Councillor Boothby said the Parish Council needed to show real leadership during the public health crisis and should encourage social distancing.

Councillor Lathers said she’d practiced social distancing for years, mainly from her ex-husband, estate agents and people who read The Daily Mail. Councillor Watterson said that with supermarket shelves now cleared of loo roll because of panic buying, he’d found The Daily Mail to be soft, strong and very, very long. Councillor Andrews, switching his audio back on, said he’d heard rumours that The Sun was actually softer if you were a folder and not a scruncher. He’d also heard The Daily Telegraph was more absorbent, with a quilted edition on Sundays. He muted his audio again, but not before everyone heard a soft groan and splash.

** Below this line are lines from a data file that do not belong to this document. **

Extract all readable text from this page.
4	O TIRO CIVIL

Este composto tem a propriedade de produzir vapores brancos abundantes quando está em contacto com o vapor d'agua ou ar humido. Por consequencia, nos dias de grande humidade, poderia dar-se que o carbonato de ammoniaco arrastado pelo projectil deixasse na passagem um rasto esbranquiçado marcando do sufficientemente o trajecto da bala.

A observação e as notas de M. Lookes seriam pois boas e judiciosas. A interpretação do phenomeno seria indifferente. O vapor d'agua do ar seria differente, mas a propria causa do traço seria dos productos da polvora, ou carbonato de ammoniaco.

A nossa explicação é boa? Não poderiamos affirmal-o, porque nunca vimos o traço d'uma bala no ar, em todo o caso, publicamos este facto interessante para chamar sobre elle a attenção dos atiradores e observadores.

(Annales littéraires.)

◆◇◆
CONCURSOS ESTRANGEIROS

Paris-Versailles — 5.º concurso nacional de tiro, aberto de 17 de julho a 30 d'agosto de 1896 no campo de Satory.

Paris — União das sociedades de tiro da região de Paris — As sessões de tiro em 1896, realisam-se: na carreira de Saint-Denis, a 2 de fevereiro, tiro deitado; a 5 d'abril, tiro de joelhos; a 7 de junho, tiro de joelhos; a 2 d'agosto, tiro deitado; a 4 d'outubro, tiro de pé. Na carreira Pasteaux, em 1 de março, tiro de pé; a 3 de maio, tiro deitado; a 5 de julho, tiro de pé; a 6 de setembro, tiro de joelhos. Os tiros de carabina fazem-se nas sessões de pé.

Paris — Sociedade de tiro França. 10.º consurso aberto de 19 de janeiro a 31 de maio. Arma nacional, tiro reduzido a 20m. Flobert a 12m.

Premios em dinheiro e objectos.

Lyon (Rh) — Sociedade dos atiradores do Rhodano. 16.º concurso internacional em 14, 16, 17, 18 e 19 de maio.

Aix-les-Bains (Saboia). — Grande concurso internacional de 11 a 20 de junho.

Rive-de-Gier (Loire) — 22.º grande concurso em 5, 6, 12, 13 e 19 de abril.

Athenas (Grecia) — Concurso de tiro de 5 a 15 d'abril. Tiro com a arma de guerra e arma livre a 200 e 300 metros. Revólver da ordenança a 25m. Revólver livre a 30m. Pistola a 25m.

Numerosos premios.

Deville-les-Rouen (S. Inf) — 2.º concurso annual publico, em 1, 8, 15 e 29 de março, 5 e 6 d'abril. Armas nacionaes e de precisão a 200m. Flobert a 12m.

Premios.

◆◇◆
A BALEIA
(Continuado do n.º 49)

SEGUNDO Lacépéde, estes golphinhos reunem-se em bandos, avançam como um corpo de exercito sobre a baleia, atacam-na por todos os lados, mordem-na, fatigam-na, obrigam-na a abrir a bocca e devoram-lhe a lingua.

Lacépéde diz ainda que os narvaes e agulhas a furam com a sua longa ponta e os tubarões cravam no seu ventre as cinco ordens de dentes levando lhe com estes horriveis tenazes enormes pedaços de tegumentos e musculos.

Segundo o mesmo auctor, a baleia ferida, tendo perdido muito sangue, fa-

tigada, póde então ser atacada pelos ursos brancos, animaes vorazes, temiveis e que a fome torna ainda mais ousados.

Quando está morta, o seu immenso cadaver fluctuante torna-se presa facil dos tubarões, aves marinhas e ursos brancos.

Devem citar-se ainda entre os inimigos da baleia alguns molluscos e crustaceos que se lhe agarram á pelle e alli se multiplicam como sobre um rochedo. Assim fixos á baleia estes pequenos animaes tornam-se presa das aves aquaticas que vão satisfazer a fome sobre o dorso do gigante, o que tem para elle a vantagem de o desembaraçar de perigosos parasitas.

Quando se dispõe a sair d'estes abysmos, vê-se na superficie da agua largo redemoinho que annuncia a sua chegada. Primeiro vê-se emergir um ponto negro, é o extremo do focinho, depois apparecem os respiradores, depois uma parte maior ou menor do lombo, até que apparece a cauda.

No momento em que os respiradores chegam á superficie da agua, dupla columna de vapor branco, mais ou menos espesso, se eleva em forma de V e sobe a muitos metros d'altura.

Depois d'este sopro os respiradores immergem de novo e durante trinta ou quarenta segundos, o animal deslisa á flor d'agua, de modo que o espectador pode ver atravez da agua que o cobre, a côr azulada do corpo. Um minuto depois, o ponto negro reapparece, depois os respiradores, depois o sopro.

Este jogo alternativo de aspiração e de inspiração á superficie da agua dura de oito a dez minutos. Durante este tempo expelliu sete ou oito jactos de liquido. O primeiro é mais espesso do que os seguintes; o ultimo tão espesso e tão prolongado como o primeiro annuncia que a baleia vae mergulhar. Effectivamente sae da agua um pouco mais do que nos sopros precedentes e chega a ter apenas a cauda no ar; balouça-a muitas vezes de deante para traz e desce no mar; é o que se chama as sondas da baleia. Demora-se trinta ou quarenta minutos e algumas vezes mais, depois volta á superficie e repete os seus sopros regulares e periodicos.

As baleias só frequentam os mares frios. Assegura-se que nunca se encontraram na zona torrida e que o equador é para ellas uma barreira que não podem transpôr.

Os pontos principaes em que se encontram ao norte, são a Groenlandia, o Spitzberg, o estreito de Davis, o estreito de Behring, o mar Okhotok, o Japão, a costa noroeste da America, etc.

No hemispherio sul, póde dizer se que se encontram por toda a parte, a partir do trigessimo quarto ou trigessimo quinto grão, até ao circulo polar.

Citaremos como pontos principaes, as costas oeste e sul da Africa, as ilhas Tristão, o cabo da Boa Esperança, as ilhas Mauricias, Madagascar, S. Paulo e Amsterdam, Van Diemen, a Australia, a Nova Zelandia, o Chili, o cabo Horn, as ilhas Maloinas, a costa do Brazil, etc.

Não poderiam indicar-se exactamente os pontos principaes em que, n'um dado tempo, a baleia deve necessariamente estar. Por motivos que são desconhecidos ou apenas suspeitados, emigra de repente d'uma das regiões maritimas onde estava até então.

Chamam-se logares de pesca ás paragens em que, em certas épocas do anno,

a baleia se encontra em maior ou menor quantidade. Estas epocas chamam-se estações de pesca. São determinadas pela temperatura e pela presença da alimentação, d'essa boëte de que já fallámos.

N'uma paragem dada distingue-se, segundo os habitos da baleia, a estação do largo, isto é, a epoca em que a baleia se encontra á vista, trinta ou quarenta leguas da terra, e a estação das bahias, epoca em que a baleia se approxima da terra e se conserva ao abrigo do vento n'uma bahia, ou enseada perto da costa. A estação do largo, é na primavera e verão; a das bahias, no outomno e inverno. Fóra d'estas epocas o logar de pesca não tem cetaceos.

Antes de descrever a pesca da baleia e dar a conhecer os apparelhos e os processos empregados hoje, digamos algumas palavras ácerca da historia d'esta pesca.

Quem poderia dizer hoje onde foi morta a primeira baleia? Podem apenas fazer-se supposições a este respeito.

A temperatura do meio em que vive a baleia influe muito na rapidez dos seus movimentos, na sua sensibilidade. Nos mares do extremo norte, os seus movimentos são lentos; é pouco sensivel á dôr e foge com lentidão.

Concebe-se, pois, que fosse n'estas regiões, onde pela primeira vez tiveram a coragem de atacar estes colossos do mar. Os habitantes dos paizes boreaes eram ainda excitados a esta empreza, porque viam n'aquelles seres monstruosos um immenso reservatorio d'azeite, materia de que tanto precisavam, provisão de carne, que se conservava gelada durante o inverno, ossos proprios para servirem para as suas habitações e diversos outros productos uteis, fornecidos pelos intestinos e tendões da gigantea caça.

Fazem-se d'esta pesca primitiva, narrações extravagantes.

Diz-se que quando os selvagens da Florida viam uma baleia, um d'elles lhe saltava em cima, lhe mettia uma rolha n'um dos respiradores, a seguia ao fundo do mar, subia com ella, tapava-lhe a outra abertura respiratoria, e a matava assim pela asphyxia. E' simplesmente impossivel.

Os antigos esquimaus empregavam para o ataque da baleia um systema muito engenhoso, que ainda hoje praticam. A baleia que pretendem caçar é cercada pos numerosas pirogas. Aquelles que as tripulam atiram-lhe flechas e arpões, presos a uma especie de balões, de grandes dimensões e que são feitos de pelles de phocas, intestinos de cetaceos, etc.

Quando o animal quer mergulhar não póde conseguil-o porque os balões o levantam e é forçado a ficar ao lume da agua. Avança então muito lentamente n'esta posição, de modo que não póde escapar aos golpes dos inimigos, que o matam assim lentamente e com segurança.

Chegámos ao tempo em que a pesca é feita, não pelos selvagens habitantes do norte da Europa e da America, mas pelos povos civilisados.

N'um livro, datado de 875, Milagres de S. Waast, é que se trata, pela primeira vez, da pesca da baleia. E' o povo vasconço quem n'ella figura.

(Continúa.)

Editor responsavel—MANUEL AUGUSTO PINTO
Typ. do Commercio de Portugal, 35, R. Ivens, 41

Councillor Lathers said she’d touched a copy of The News of the World once and had to self-isolate for fourteen days.

Item 3

Councillor Gooding said this whole thing with the pandemic was just scaremongering and that Britain had survived the Blitz. Councillor Boothby said she was no expert, but understood you couldn’t generally catch the Blitz by somebody coughing next to you on a bus. You also couldn’t catch the Blitz by walking round in large crowds in deliberate ignorance of advice from qualified health experts that people should stay at home as an entirely sensible precaution to minimise the risk of infecting the elderly and those already in poor health.

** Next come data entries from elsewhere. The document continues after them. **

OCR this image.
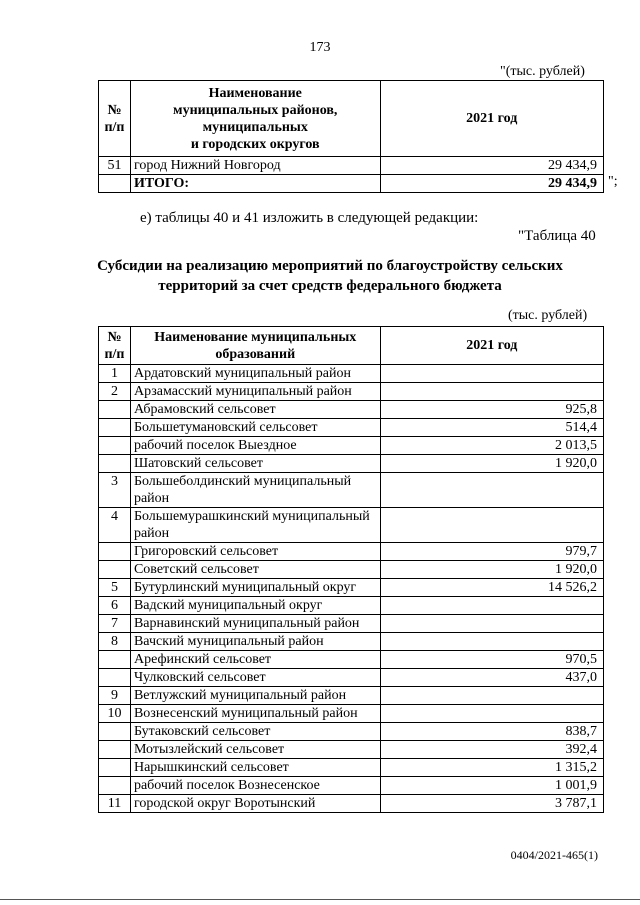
173
"(тыс. рублей)
№
п/п	Наименование
муниципальных районов,
муниципальных
и городских округов	2021 год
51	город Нижний Новгород	29 434,9
	ИТОГО:	29 434,9 ";
е) таблицы 40 и 41 изложить в следующей редакции:
"Таблица 40
Субсидии на реализацию мероприятий по благоустройству сельских территорий за счет средств федерального бюджета
(тыс. рублей)
№
п/п	Наименование муниципальных
образований	2021 год
1	Ардатовский муниципальный район	
2	Арзамасский муниципальный район	
	Абрамовский сельсовет	925,8
	Большетумановский сельсовет	514,4
	рабочий поселок Выездное	2 013,5
	Шатовский сельсовет	1 920,0
3	Большеболдинский муниципальный район	
4	Большемурашкинский муниципальный район	
	Григоровский сельсовет	979,7
	Советский сельсовет	1 920,0
5	Бутурлинский муниципальный округ	14 526,2
6	Вадский муниципальный округ	
7	Варнавинский муниципальный район	
8	Вачский муниципальный район	
	Арефинский сельсовет	970,5
	Чулковский сельсовет	437,0
9	Ветлужский муниципальный район	
10	Вознесенский муниципальный район	
	Бутаковский сельсовет	838,7
	Мотызлейский сельсовет	392,4
	Нарышкинский сельсовет	1 315,2
	рабочий поселок Вознесенское	1 001,9
11	городской округ Воротынский	3 787,1
0404/2021-465(1)
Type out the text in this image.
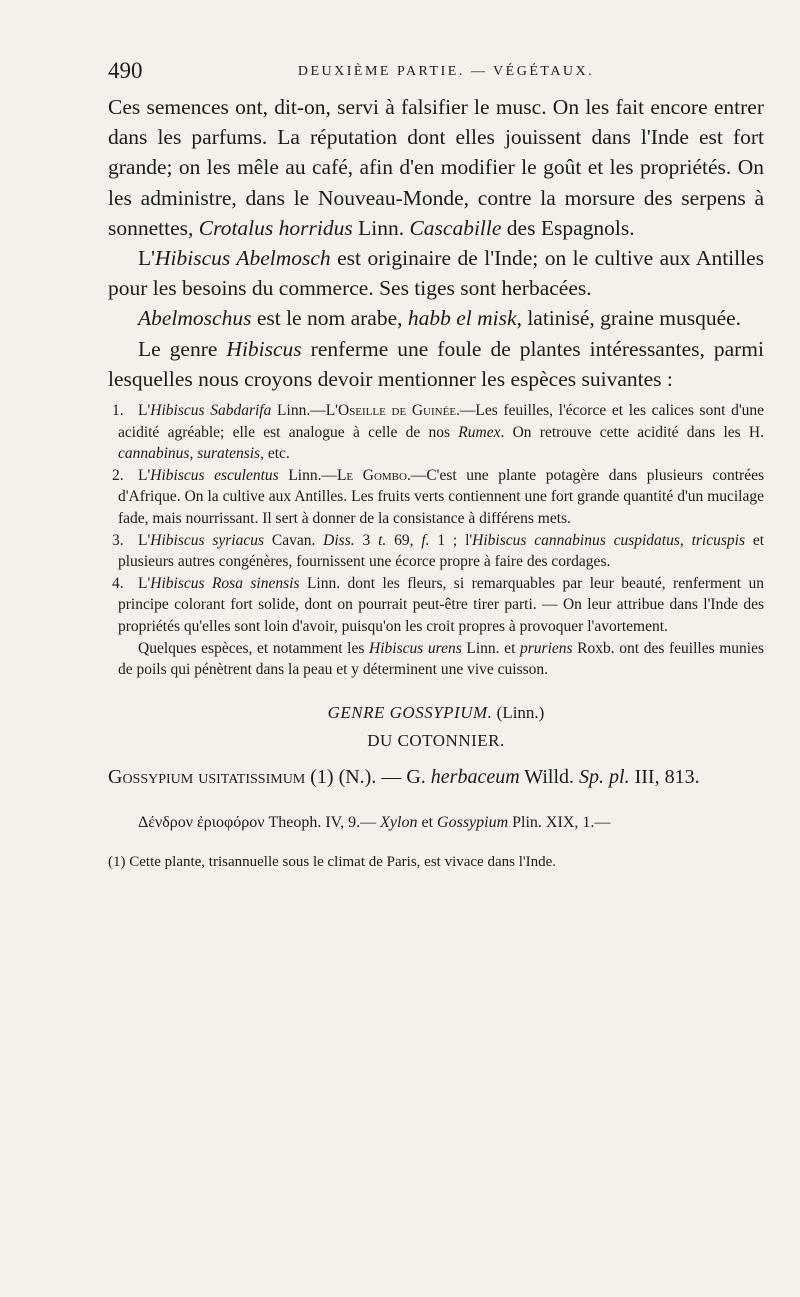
490	DEUXIÈME PARTIE. — VÉGÉTAUX.

Ces semences ont, dit-on, servi à falsifier le musc. On les fait encore entrer dans les parfums. La réputation dont elles jouissent dans l'Inde est fort grande; on les mêle au café, afin d'en modifier le goût et les propriétés. On les administre, dans le Nouveau-Monde, contre la morsure des serpens à sonnettes, Crotalus horridus Linn. Cascabille des Espagnols.

L'Hibiscus Abelmosch est originaire de l'Inde; on le cultive aux Antilles pour les besoins du commerce. Ses tiges sont herbacées.

Abelmoschus est le nom arabe, habb el misk, latinisé, graine musquée.

Le genre Hibiscus renferme une foule de plantes intéressantes, parmi lesquelles nous croyons devoir mentionner les espèces suivantes :

1. L'Hibiscus Sabdarifa Linn.—L'Oseille de Guinée.—Les feuilles, l'écorce et les calices sont d'une acidité agréable; elle est analogue à celle de nos Rumex. On retrouve cette acidité dans les H. cannabinus, suratensis, etc.

2. L'Hibiscus esculentus Linn.—Le Gombo.—C'est une plante potagère dans plusieurs contrées d'Afrique. On la cultive aux Antilles. Les fruits verts contiennent une fort grande quantité d'un mucilage fade, mais nourrissant. Il sert à donner de la consistance à différens mets.

3. L'Hibiscus syriacus Cavan. Diss. 3 t. 69, f. 1 ; l'Hibiscus cannabinus cuspidatus, tricuspis et plusieurs autres congénères, fournissent une écorce propre à faire des cordages.

4. L'Hibiscus Rosa sinensis Linn. dont les fleurs, si remarquables par leur beauté, renferment un principe colorant fort solide, dont on pourrait peut-être tirer parti. — On leur attribue dans l'Inde des propriétés qu'elles sont loin d'avoir, puisqu'on les croit propres à provoquer l'avortement.

Quelques espèces, et notamment les Hibiscus urens Linn. et pruriens Roxb. ont des feuilles munies de poils qui pénètrent dans la peau et y déterminent une vive cuisson.

GENRE GOSSYPIUM. (Linn.)
DU COTONNIER.

Gossypium usitatissimum (1) (N.). — G. herbaceum Willd. Sp. pl. III, 813.

Δένδρον ἐριοφόρον Theoph. IV, 9.— Xylon et Gossypium Plin. XIX, 1.—

(1) Cette plante, trisannuelle sous le climat de Paris, est vivace dans l'Inde.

Councillor Watterson added that he was no expert either, but understood that comparing the pandemic to something that happened in World War II was at best naïve jingoism and at worst the intellectual reasoning of reckless simpletons.

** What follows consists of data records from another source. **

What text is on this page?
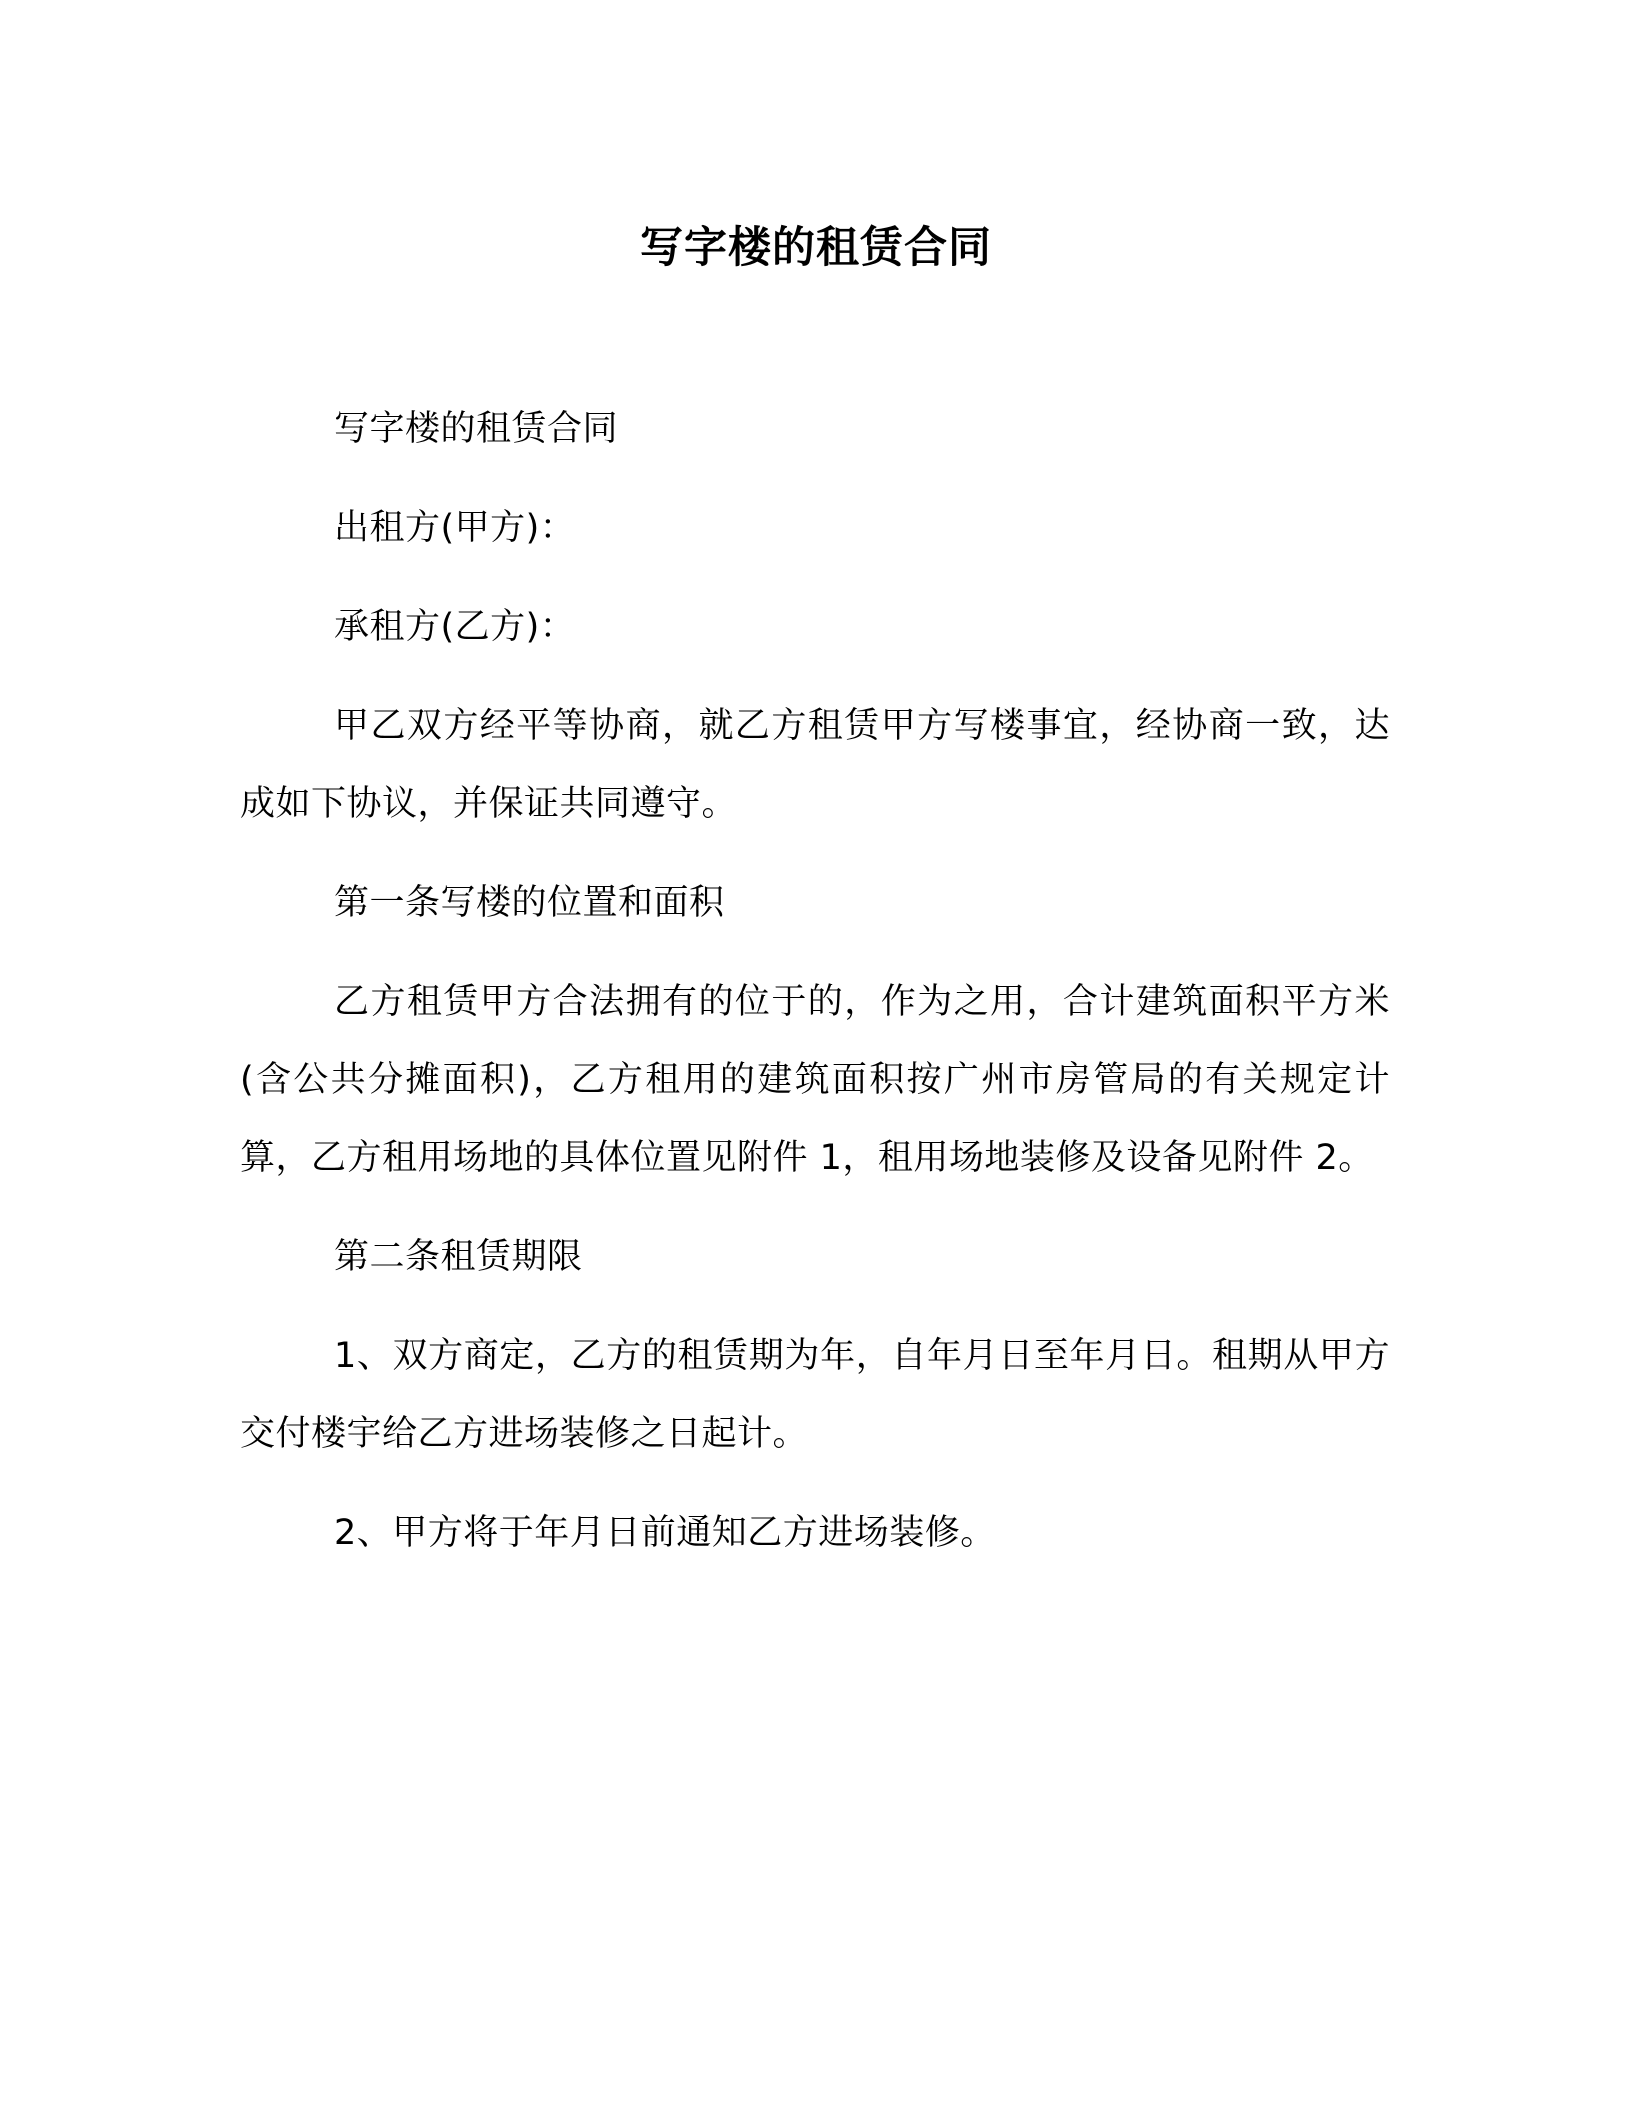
写字楼的租赁合同

写字楼的租赁合同

出租方(甲方)：

承租方(乙方)：

甲乙双方经平等协商，就乙方租赁甲方写楼事宜，经协商一致，达成如下协议，并保证共同遵守。

第一条写楼的位置和面积

乙方租赁甲方合法拥有的位于的，作为之用，合计建筑面积平方米(含公共分摊面积)，乙方租用的建筑面积按广州市房管局的有关规定计算，乙方租用场地的具体位置见附件 1，租用场地装修及设备见附件 2。

第二条租赁期限

1、双方商定，乙方的租赁期为年，自年月日至年月日。租期从甲方交付楼宇给乙方进场装修之日起计。

2、甲方将于年月日前通知乙方进场装修。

Councillor Gooding said that British people were made of stronger stuff and even though he’d caught the virus at a darts match in the pub last Wednesday and had since gone to three concerts, nine supermarkets, two schools and a hospital, it would all turn out for the best if everyone just thought more positively, and believed harder, and Got Virus Done. At this point he coughed loudly and his line went dead.

Item 4

Councillor Boothby said it would be a truly beautiful thing for the people of Shufflehampton to set aside their longstanding and ultimately meaningless differences during this crisis to do all they could to work together for the sake of the most desperate and disadvantaged. Already Councillor Boothby had seen many inspiring examples of selflessness and love in the community which, in their compassionate simplicity, had done much to restore her ailing faith in the precious, innate beauty of humanity. In desperate times, she mused, it was astounding how distance could bring people together when proximity so often tore them apart. It was the ultimate paradox.

Councillor Watterson said they’d run out of Ultimate Paradox in the chemists but he’d got twenty boxes of Lemsip and what was left of the hand sanitizer.

Councillor Boothby hoofed Councillor Watterson in the cobblers.

Item 5

The Acting Chair asked if there was any other business. Councillor Andrews, switching his audio back on, said he didn’t know but he’d keep at it for a bit.

He muted his audio again, but not before everyone heard his wife come in.

The meeting ended at 8.01 pm, with absolutely no pasta anywhere.